One proposed work-around is the installation of embedded hardware or software on the handset by the manufacturers. This avenue has not made significant headway, due to the difficulty of convincing different manufacturers to cooperate on a common mechanism and to address the cost issue. Another difficulty would be to address the issue of foreign handsets that are roaming in the network.

Well, let us find an example to demonstrate the Network based location tracking algorithm: According to global GSM structure and ETSI, the GSM service providers information flows through the control channel and the control channel is free to access. Interestingly, all the present GSM modem/mobiles (Telit, SIMCOM, HTC, Nokia etc.) are coming with some extra feature to monitor the neighbouring cells and its RSSI value. Theoretically you should get 1+6=7 cell information (1 home cell ID, 7 BCCH info+ 7 RSSI). If you know the location of 7 cells, it is possible to get a mobile phone location with very high accuracy (<100 meters).

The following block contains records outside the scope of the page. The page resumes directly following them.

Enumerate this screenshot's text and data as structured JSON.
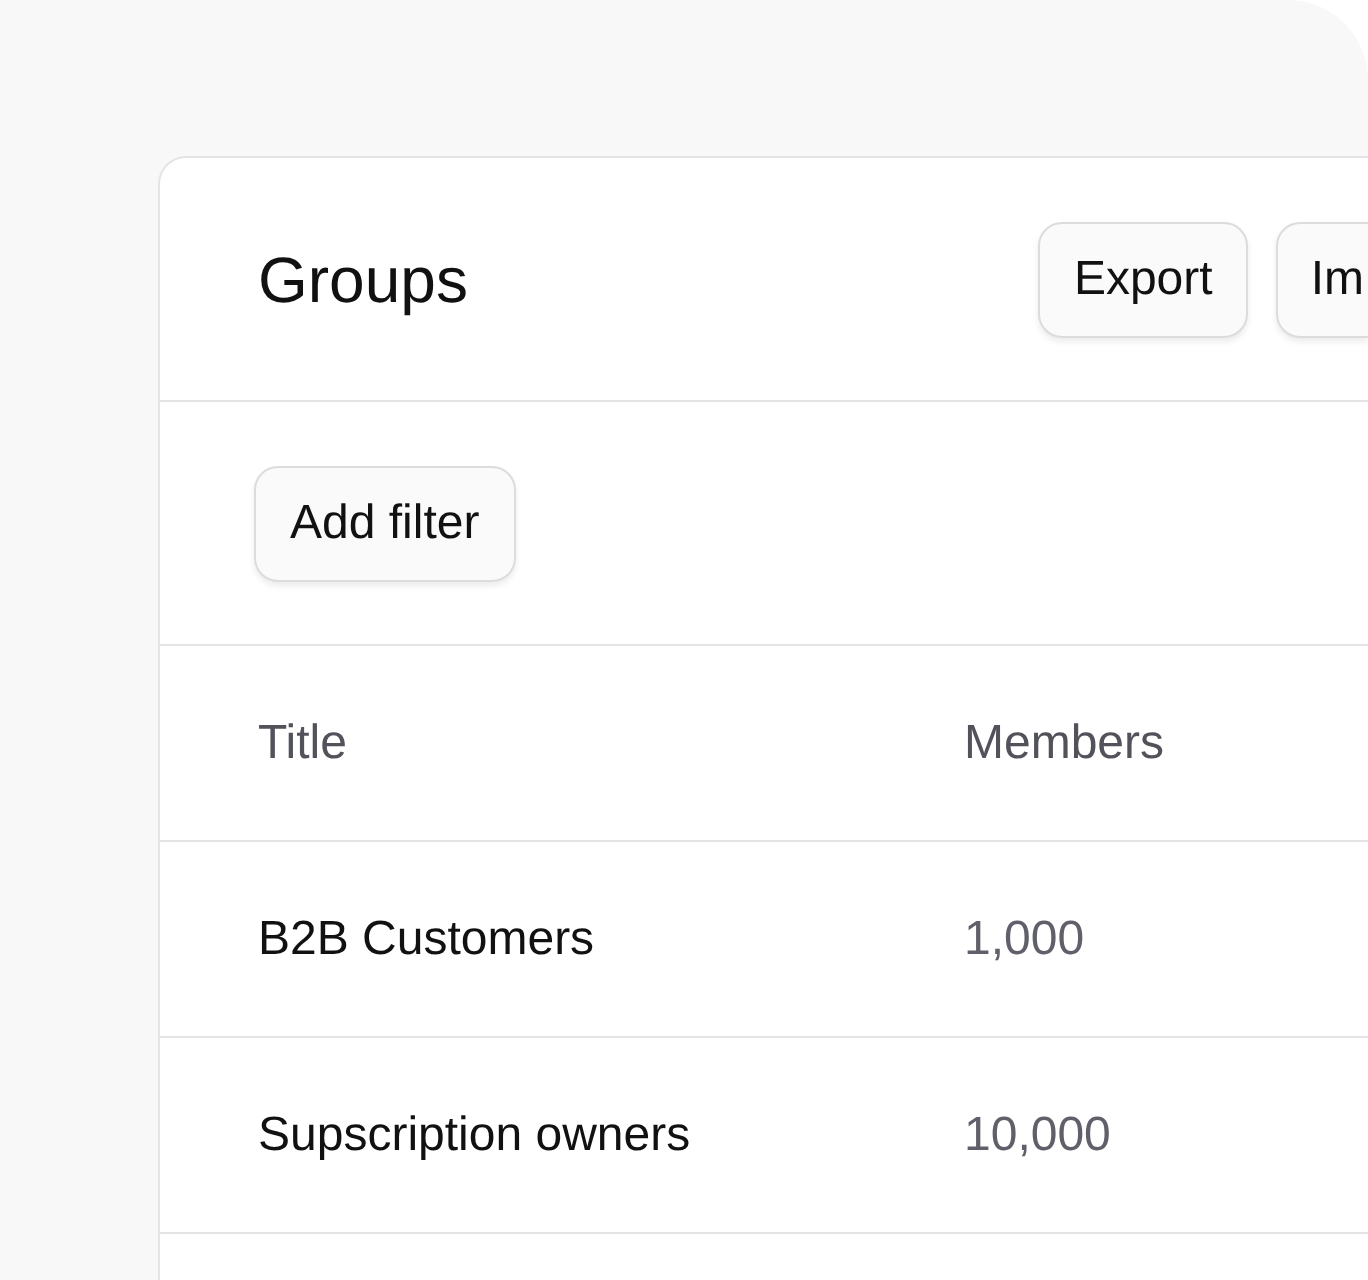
{
  "header": {
    "title": "Groups",
    "actions": [
      "Export",
      "Im"
    ]
  },
  "filters": {
    "add_button": "Add filter"
  },
  "table": {
    "columns": [
      "Title",
      "Members"
    ],
    "rows": [
      [
        "B2B Customers",
        "1,000"
      ],
      [
        "Supscription owners",
        "10,000"
      ]
    ]
  }
}
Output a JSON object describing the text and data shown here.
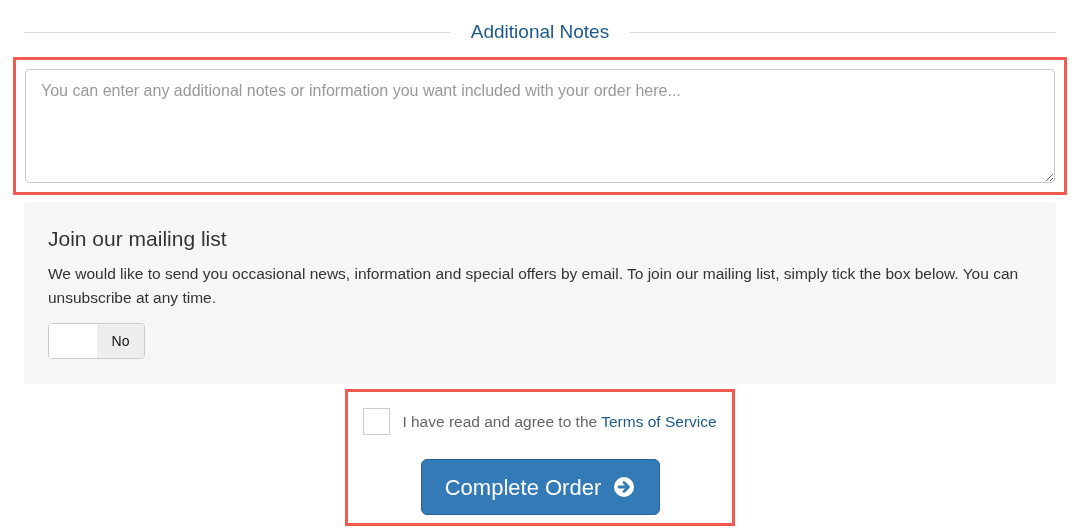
{
  "notes": {
    "heading": "Additional Notes",
    "placeholder": "You can enter any additional notes or information you want included with your order here..."
  },
  "mailing": {
    "title": "Join our mailing list",
    "text": "We would like to send you occasional news, information and special offers by email. To join our mailing list, simply tick the box below. You can unsubscribe at any time.",
    "toggle": {
      "label": "No",
      "on": false
    }
  },
  "terms": {
    "text": "I have read and agree to the",
    "link": "Terms of Service",
    "checked": false
  },
  "submit": {
    "label": "Complete Order"
  }
}
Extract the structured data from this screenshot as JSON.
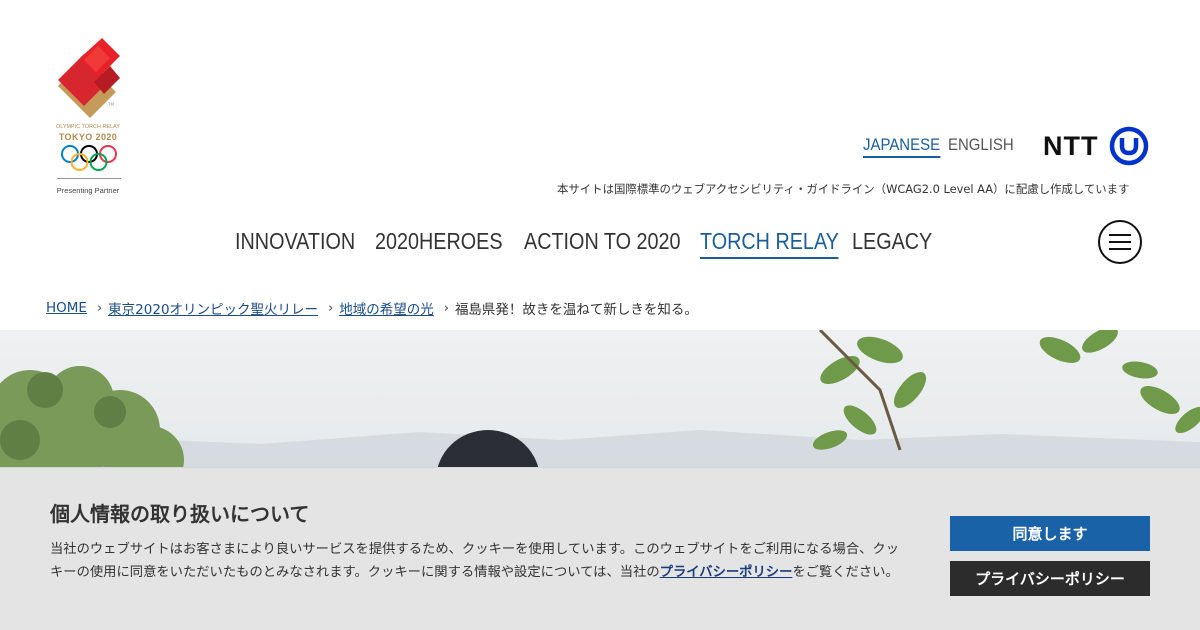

Hybrid positioning systems use a combination of network-based and handset-based technologies for location determination. One example would be Assisted GPS, which uses both GPS and network information to compute the location. Hybrid-based techniques give the best accuracy of the three but inherit the limitations and challenges of network-based and handset-based technologies.

Examples of LBS technologies
Cell Identification - The accuracy of this method can be as good as a few hundred meters in urban areas, but as poor as 35 km[4] in suburban areas and rural zones. The accuracy depends on the known range of the particular network base station serving the handset at the time of positioning.
Enhanced Cell Identification - With this method, one can get a precision similar to Cell Identification, but for rural areas, with circular sectors of 550 meters.
U-TDOA - Uplink-Time difference of arrival - The network determines the time difference and therefore the distance from each base station to the mobile phone.
TOA - Time of arrival - Same as U-TDOA, but this technology uses the absolute time of arrival at a certain base station rather than the difference between two stations.
AOA - Angle of arrival - AOA mechanism locates the mobile phone at the point where the lines along the angles from each base station intersect.
E-OTD - E-OTD is similar to U-TDOA, but the position is estimated by the mobile phone, not by the base station. The precision of this method depends on the number of available LMUs in the networks, varying from 50 to 200 m.
Assisted-GPS - A largely GPS-based technology, which uses an operator-maintained ground station to correct for GPS errors caused by the atmosphere/topography. Assisted-GPS positioning technology typically falls back to cell-based positioning methods when indoors or in an urban canyon environment.
Hybrid - As mentioned above, hybrid positioning systems use different methods depending on which signals are locally available.